O cavalo estava mais calmo, mas Sallah não tentou se aproximar mais - queria mostrar a ele que seu espaço seria respeitado. Andou de costas até o portão, ainda sem movimentos bruscos. Estava a pouco mais de um metro e meio de distância do corsel quando ele começou a acompanhá-la. O redondel tinha vinte metros de diâmetro e, quando ela enfim chegou a porteira, o quadrúpede parou de segui-la. Ela saiu e ouviu palmas lentas - e um tanto sarcásticas - vindas de Dan'han.

- Nada mal... - ele disse estendendo a mão direita para cumprimentar o sucesso da jovem, que se aproximava do restante do grupo.

Ela o cumprimentou igualmente. Quando soltaram as mãos, o homem notou um leve brilho na orelha esquerda de Sallah e concentrou-se para identificá-lo. Sem sucesso, levou a mão em direção ao rosto dela. Lucius - não confiando no sujeito - rapidamente o interceptou, segurando-o antes que chegasse onde queria.
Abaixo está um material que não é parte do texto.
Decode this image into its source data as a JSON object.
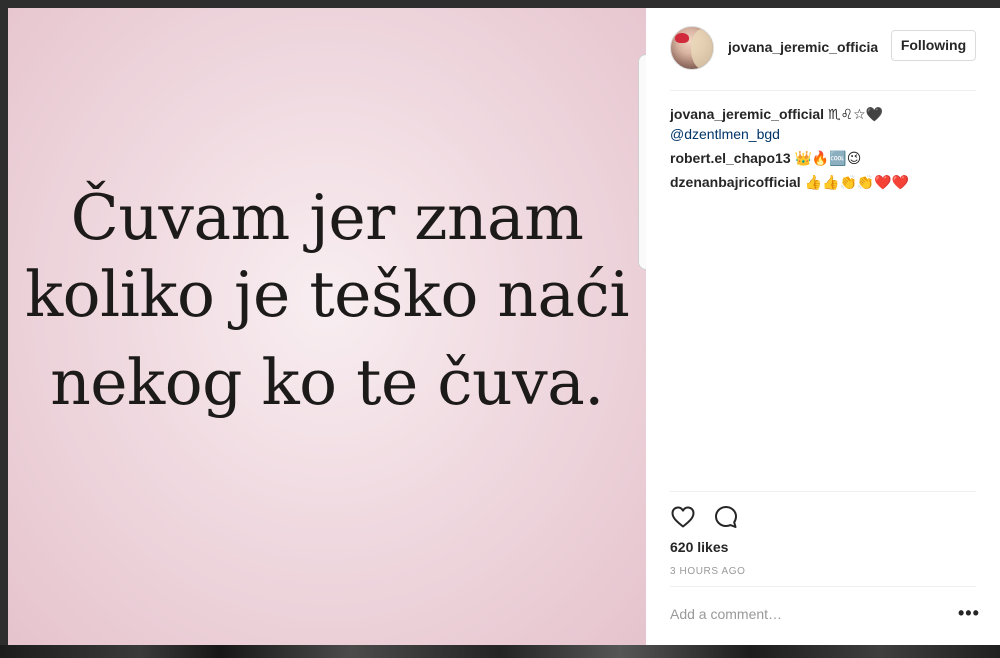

- Calma lá. - Dan'han ergueu a mão livre em sinal de rendição - Só quero ver o brinco da moça...

Lucius soltou ressabiadamente o braço do homem, que colocou a mecha do cabelo de Sallah que cobria o objeto para trás da orelha dela. A expressão dele mudou, e outros entenderam que ele já avistara o pingente de folha prateada antes.

- Que tal se ficarem para almoçar? Eu adoraria a companhia de duas belas mulheres à mesa... - ele olhou para as moças com um sorriso - Além de que acho que temos o que conversar... - finalizou puxando um cordão de dentro de sua camisa, revelando uma folha igual.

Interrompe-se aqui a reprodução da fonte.